Les petits s’accrochent aux cordages des alvéoles en bois, les grands profitent de la proximité de la guinguette pour siroter un verre et papoter entre eux tout en gardant un oeil sur les gamins. Un préau les protège de l’ombre et des chutes de marrons, plus tard réutilisés pour jouer aux dames sur le plateau intégré à une table. On frôle le cliché du bonheur béat — un vieux monsieur joue même de l’accordéon sur un banc, c’est dire.
Un peu à l’écart, le cadavre d’un pigeon à moitié dévoré par les chiens tempère la carte postale. La bestiole fascine un groupe de gamins. Parmi eux, un marmouset décoiffé semble prêt à remettre son quatre-heures, mais tient à prouver qu’il est grand assez pour contempler des viscères à l’air libre. C’est aussi à cela, l’apprentissage par étape de l’indépendance, que servent les plaines de jeux et les trajets école-domicile.
Un parcours qui prend des trajectoires différentes selon les genres. Les années passant, les presque mecs s’évadent des plaines de jeux pour se retrouver en nombre sur les terrains de sport. Ils y shootent dans un ballon, en lancent un autre en direction d’un anneau, trébuchent d’un skate. On ne voit plus trop les filles. Comme si elles avaient déjà intégré que, dehors, ce n’était pas pour elles.

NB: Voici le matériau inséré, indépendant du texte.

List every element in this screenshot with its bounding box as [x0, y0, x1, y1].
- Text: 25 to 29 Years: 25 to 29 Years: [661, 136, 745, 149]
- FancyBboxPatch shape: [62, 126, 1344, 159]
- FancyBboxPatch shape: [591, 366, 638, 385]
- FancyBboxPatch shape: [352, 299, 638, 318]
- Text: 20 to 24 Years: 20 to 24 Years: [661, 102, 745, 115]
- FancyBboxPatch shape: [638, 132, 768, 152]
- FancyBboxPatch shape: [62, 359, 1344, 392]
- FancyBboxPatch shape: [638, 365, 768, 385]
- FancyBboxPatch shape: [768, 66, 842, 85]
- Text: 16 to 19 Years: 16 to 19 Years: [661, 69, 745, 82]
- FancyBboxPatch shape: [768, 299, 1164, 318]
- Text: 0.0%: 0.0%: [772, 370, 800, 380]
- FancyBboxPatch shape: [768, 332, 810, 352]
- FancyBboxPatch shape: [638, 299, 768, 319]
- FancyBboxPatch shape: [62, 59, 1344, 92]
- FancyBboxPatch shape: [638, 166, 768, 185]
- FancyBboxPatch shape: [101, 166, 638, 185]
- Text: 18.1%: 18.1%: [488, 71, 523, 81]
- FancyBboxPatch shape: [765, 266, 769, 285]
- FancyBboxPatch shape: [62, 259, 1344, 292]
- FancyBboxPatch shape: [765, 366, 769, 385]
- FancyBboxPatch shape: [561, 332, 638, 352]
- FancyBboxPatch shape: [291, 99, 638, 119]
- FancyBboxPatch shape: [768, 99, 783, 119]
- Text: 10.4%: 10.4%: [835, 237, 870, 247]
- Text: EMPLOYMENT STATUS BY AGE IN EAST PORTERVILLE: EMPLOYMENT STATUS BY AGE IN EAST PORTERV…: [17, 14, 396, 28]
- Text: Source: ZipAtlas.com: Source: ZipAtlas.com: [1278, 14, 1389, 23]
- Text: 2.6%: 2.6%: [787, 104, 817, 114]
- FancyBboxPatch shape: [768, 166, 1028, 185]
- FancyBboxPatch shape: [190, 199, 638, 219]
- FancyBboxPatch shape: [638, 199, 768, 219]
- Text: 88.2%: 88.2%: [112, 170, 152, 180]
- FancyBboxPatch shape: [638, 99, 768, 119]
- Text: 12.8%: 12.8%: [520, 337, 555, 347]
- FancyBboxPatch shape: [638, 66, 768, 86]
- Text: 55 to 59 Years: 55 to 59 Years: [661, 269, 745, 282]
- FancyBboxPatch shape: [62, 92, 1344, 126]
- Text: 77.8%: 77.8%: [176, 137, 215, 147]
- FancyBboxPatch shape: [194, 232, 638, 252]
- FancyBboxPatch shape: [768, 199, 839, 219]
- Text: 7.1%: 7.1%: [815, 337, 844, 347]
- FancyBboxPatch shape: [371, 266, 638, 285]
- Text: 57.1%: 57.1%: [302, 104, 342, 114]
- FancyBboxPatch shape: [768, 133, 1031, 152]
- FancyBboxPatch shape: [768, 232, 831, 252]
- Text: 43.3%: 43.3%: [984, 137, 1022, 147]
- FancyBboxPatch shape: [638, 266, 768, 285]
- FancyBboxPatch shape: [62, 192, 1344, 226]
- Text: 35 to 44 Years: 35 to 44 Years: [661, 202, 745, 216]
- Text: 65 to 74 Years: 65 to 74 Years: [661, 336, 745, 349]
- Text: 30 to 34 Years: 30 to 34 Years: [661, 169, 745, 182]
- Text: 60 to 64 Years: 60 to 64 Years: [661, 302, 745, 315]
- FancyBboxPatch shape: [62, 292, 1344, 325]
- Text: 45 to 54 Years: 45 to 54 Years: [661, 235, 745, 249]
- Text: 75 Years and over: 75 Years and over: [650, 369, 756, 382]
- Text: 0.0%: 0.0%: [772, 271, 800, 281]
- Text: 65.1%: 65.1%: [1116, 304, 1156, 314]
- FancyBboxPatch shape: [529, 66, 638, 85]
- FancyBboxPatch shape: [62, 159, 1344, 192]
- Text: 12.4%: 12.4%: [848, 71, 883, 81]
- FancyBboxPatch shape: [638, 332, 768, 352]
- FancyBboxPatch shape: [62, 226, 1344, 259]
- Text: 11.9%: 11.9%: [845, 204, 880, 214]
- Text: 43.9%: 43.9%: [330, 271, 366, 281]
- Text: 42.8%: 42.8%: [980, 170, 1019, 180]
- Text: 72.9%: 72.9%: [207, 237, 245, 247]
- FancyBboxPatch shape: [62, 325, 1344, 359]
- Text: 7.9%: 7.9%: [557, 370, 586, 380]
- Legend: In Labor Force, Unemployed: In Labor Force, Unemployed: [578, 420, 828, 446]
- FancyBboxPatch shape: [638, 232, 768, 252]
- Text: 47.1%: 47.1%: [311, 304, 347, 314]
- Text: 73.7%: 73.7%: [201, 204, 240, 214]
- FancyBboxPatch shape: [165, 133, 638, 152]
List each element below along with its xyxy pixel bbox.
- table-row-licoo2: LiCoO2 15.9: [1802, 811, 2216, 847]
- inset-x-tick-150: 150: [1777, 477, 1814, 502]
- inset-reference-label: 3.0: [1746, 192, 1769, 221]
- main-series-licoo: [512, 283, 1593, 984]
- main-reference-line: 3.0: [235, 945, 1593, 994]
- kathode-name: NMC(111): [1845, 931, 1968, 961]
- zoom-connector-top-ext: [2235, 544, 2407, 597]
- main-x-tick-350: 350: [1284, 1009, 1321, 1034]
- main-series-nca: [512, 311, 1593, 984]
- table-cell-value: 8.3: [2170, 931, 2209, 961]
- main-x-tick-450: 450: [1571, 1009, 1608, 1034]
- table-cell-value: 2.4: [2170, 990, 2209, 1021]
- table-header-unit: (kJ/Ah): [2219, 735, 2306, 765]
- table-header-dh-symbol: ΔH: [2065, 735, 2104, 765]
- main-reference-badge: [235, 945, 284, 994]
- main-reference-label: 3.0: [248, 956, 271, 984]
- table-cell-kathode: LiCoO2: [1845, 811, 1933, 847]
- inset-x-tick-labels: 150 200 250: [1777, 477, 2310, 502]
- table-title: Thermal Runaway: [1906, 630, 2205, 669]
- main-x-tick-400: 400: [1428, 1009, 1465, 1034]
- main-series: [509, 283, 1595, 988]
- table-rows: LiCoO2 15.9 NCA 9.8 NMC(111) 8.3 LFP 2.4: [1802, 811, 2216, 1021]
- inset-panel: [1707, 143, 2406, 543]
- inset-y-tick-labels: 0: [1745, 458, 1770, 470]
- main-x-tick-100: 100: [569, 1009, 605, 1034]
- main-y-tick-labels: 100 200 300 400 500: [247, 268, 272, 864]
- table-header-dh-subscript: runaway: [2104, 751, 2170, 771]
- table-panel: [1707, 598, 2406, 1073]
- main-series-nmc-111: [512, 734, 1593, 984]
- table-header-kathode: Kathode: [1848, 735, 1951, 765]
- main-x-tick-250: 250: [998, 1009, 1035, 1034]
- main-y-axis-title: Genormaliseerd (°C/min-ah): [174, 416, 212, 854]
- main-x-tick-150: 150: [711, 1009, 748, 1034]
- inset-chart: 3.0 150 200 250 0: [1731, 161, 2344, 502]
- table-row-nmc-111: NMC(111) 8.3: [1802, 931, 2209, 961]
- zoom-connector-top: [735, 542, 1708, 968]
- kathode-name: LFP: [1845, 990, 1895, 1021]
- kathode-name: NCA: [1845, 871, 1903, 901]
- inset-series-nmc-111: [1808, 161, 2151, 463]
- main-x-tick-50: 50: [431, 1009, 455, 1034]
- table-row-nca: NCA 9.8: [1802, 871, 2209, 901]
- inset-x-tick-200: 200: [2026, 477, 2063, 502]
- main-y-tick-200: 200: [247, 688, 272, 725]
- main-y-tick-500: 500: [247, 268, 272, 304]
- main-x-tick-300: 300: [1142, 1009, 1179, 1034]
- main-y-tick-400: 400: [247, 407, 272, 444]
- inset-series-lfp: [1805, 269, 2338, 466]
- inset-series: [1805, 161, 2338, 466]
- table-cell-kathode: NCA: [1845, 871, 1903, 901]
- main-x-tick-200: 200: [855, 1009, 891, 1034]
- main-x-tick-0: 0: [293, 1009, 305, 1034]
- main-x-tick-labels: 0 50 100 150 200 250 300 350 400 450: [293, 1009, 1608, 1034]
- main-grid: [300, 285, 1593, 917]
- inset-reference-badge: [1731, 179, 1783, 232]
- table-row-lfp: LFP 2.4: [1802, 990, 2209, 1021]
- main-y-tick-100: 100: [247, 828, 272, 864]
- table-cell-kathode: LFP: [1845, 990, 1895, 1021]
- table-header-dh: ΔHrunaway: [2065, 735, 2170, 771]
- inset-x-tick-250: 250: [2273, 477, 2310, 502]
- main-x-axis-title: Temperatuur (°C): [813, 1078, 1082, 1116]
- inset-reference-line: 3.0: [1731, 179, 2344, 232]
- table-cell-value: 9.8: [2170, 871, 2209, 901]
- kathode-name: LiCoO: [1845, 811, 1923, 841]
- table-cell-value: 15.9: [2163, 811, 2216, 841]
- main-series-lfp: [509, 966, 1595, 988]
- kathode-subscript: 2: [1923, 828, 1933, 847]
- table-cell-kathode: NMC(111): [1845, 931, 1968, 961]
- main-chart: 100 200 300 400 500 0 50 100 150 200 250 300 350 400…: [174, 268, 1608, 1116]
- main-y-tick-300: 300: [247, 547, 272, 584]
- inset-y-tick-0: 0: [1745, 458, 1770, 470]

Au canard à ressort, « symbole des plaines de jeux à l’ancienne », Cécile Duvivier, qui se concentre désormais sur l’accès au sport pour les jeunes, préfère donc les nids d’hirondelles. Ces balançoires multiplaces hébergent de temps à autre une espèce rarement observable dans l’espace public : des bandes d’adolescentes. Qui sait si, en se multipliant, elles n’amèneront pas le printemps.